Simon Willison’s “lethal trifecta” still looms: access to private data, tool/mutation capability, and internet access are dangerous together. Cut off internet access and the agent loses the ability to search for obscure fixes. Allow internet access and data exfiltration becomes the threat. Zero-data-retention contracts help with model-provider trust, but they do not eliminate runtime exfiltration risk.

Key Lessons

Useful agents need full feedback loops. They should run real tests, start real services, and inspect real behavior without routing every failure through a human.
VMs are a better default boundary than containers for serious agent work. Containers are often too constrained for nested Docker, K3S, network interfaces, root-level changes, and CI parity.
Developer experience is model performance infrastructure. Confusing CLIs and cloud docs consume context that should be used on the actual problem.
Cheap, isolated, idle-friendly environments unlock more prototypes. Agents create software abundance; infrastructure must make deployment and sharing similarly cheap.
Rollback may be the most important safety feature. Snapshots and disposable machines make root-level agent work feasible before full production autonomy is safe.

Why This Matters for Diffie

Diffie is also in the business of giving frontend engineers a tighter feedback loop. The lesson from Crawshaw’s work is that agent quality depends less on clever prompting than on the environment around the agent: what it can run, what it can observe, how safely it can fail, and how quickly it can recover.

For an AI browser testing tool, that points to a concrete product direction. Diffie should not position itself merely as “tests generated by AI.” The higher-value promise is production-shaped frontend verification in an isolated, recoverable environment. A browser agent that can open the app, exercise flows, inspect console/network state, compare visual changes, and feed structured failures back to the developer is valuable because it closes the loop.

The GTM implication is equally specific: sell the cost of broken loops. Frontend teams already lose time when a CI failure, flaky browser state, missing auth setup, or environment mismatch forces a human to babysit the agent. Diffie can name that pain directly: every minute spent reconstructing browser state is engineering intelligence not spent shipping product.

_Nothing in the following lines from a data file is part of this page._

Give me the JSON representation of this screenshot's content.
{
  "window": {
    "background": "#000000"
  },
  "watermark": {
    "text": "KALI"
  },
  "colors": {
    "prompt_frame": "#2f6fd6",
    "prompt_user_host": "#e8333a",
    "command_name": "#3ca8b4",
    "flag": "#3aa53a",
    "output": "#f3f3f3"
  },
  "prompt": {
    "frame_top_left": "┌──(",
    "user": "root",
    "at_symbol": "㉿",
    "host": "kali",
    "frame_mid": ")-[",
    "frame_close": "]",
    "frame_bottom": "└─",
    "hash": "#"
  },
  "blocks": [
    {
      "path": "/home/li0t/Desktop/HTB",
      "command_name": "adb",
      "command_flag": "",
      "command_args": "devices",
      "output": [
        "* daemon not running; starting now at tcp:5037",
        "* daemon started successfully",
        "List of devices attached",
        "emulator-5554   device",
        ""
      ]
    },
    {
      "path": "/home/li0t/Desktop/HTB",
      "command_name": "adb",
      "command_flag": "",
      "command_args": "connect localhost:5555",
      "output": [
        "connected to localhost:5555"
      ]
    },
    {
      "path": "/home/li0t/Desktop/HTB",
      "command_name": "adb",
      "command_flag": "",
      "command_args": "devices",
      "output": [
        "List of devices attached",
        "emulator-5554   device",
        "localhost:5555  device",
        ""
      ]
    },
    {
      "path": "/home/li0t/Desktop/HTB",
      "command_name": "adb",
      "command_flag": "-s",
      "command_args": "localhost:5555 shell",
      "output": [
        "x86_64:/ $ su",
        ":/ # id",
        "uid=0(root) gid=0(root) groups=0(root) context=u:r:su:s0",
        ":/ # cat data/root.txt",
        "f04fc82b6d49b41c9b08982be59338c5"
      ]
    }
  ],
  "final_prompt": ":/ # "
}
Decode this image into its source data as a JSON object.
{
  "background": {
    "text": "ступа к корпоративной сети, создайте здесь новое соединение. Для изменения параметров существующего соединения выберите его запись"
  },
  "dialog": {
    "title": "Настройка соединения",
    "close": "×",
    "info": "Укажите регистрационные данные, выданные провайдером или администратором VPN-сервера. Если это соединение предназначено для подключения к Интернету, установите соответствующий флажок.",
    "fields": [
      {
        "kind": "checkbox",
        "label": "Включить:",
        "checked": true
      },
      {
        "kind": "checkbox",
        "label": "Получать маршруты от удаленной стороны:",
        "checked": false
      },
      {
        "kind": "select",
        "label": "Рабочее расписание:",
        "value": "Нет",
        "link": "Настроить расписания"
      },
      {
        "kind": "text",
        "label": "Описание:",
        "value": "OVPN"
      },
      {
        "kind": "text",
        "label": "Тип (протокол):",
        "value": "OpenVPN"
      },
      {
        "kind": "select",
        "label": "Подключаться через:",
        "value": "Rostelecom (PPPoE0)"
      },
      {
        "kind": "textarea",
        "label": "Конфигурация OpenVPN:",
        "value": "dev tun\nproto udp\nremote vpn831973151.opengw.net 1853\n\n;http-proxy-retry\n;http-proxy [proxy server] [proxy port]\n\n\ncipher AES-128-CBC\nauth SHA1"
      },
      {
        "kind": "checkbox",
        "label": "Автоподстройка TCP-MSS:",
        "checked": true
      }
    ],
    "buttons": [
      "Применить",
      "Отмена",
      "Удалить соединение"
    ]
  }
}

There is also a strategic infrastructure question. If Diffie’s tests need realistic app state, auth, network behavior, browser permissions, local services, seeded databases, and repeatable rollbacks, then the winning architecture may look more VM-like than container-like at the edges. Even if the core service uses containers internally, the customer-facing story should emphasize safe realism: run the messy browser workflow, capture evidence, and make rollback/replay cheap.

For ICP and outbound, this creates a sharper wedge: frontend teams adopting coding agents now have more generated UI changes than their review and QA loops can absorb. Diffie can be the missing verification machine for that new abundance. The message is not “AI testing is faster.” It is: your agents can write code faster than your team can trust it; Diffie gives every change a realistic browser feedback loop before it reaches humans.